41

48 9 2
                                    

Langit menjadi lebih pekat. Gemuruh dari langit terus terdengar. Suhu udara menjadi lebih dingin, embusan angin pun menerbangkan butiran debu.

Nawasena meraung frustasi. Seiring dengan air mata yang mengalir keluar. Hujan pun mulai turun membasahi kota. Para Ahool dan orang Bati berlarian mencari perlindungan. Kesempatan itu pun dimanfaatkan para kesatria bhayangkara untuk menebas mereka tanpa ampun.

Percikan energi sihir bergerak liar mengelilingi Nawasena. Semua yang berada di dekatnya, terpental jauh. Tanah bergetar dengan retakan-retakan yang semakin parah.

Javas dan yang lainnya melangkah mundur sejauh mungkin. Tidak ada yang bisa mereka lakukan selain mengamati Nawasena dari jauh. Angin berembus kian lebat, membuat jarak pandang semakin tipis.

"Apa yang harus kita lakukan?" tukas Astrid pada para pria. Tidak ada yang menjawab. Semua fokus pada pikiran masing-masing.

"Kaditula tidak bisa digunakan. Artinya, kita tidak bisa bertindak. Mantra sihir tidak akan cukup," ucap Javas sambil melirik mereka satu-persatu.

Lingkaran sihir yang dibentuk Eril, melindungi mereka semua dalam kubah transparan. Astrid melirik Yudha yang terus menerus fokus menatap Nawasena.

"Lo tahu sesuatu tentang Nawasena? Lo terobsesi padanya."

Tuduhan itu membuat Yudha melirik malas. "Sekarang baru lo paham? Kemarin-kemarin, kalian ke mana? Saat gue mengajukan permohonan penyelidikan?"

Yudha tidak butuh jawaban Astrid. Dari wanita itu, dia melirik ke arah Eril dengan tatapan peringatan. "Lo bekerja sama dengan Raksa."

"Gue bekerja sama dengan siapa pun yang gue sukai," balas Eril dengan sengit.

Javas sudah bersiap menghajar mereka, jika kedua rekannya mulai adu jontos. Para kesatria bhayangkara yang lain juga berusaha melindungi diri, namun tidak terlalu jauh dari tempat Nawasena. Badai besar yang ditimbulkan Nawasena membuat awan hitam bergulung-gulung dan melingkar di bawahnya. Langit makin pekat tanpa cahaya matahari.

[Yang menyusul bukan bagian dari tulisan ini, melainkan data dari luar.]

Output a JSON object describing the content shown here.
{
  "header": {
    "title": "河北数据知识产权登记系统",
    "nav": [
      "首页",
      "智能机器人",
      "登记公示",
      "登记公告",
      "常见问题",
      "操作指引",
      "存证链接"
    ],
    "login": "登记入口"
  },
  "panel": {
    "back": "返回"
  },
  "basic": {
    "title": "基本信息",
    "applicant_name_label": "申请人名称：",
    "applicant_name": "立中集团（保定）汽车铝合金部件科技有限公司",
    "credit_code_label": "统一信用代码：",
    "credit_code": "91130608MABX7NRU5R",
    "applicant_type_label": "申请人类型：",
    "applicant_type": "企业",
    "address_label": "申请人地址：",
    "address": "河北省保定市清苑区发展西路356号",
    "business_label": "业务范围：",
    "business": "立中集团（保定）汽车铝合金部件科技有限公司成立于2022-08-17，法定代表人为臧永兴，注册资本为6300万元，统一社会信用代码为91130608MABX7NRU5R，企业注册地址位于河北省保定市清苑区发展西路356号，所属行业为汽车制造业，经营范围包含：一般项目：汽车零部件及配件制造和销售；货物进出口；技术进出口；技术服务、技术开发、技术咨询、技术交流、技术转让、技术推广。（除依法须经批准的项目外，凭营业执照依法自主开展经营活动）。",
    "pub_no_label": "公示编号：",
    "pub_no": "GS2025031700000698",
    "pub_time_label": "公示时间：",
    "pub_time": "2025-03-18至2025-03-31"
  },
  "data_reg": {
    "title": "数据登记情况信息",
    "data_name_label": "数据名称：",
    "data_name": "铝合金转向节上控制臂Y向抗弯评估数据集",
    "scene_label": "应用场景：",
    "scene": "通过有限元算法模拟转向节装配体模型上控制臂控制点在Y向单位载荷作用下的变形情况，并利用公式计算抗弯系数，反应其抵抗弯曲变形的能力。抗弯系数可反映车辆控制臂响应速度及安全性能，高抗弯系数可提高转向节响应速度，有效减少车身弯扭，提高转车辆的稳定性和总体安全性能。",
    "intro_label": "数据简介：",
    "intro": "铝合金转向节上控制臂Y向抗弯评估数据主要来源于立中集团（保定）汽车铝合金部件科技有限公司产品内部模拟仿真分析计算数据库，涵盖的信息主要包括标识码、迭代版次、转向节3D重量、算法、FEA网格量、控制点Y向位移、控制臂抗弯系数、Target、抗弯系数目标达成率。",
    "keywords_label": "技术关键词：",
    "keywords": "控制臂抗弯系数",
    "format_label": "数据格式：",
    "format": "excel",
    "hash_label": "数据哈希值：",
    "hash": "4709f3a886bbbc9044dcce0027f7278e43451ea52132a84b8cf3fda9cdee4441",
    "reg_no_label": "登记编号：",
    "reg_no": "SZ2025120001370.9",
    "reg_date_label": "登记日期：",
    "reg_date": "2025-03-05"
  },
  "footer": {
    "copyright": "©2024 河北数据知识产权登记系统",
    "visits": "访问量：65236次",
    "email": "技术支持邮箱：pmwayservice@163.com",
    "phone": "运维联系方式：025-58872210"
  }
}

Di kemaharajaan, Raksa menahan diri di samping Kinara yang mendengar laporan insiden kemaharajaan.
Sri Maharaja yang merupakan kakak laki-laki Kinara menatap Raksa dengan ujung bibir tertarik tipis.

Setelah segel Nawasena terlepas dan cakra yang keluar dari tubuhnya. Identitas Nawasena yang disembunyikan Raksa selama ini terkuak. Tidak ada lagi yang bisa Raksa sembunyikan dari kemaharajaan.

"Jadi, pembelaan apa yang ingin kau katakan?" ujar Gestara dari kursi kebesarannya. Para pejabat tinggi dan keluarga kerajaan semua hadir di balariung utama keraton. Mereka menunjukkan tatapan menusuk pada Raksa.

"Tidak ada, Yang Mulia," jawab Raksa dengan tenang.

Kasak-kusuk terdengar protes. Kinara tidak memegang tangan Raksa untuk sekedar menenangkannya. Baginya, Raksa adalah salah satu koleksi yang berlabel selir. Dia butuh nama bangsawan dan kekuatan Raksa untuk mendampinginya.

Putri dan Pangeran kemaharajaan diberi kebebasan memiliki banyak selir dengan satu suami atau istri resmi. Sialnya, Raksa menjadi bagian dari hal tersebut.

"Tidak ada? Wah, menarik. Jakarta sedang kacau balau dan kau masih tetap tenang seperti biasa. Kinara?" ungkap Gestara pada adik perempuannya. "Apa tanggapanmu? Keluarga Auriga membohongi kita selama ini. Adik yang ia bilang telah meninggal nyatanya masih hidup. Tidak, bukan hanya itu. Adiknya merupakan seorang Tucca yang menjadi buronan."

Kinara tersenyum samar. Gestara adalah putra dari permaisuri, sedangkan dirinya adalah putri selir. Kedudukan mereka jelas berbeda. Namun, Gestara sangat menyayangi Kinara dibanding saudara-saudaranya yang lain.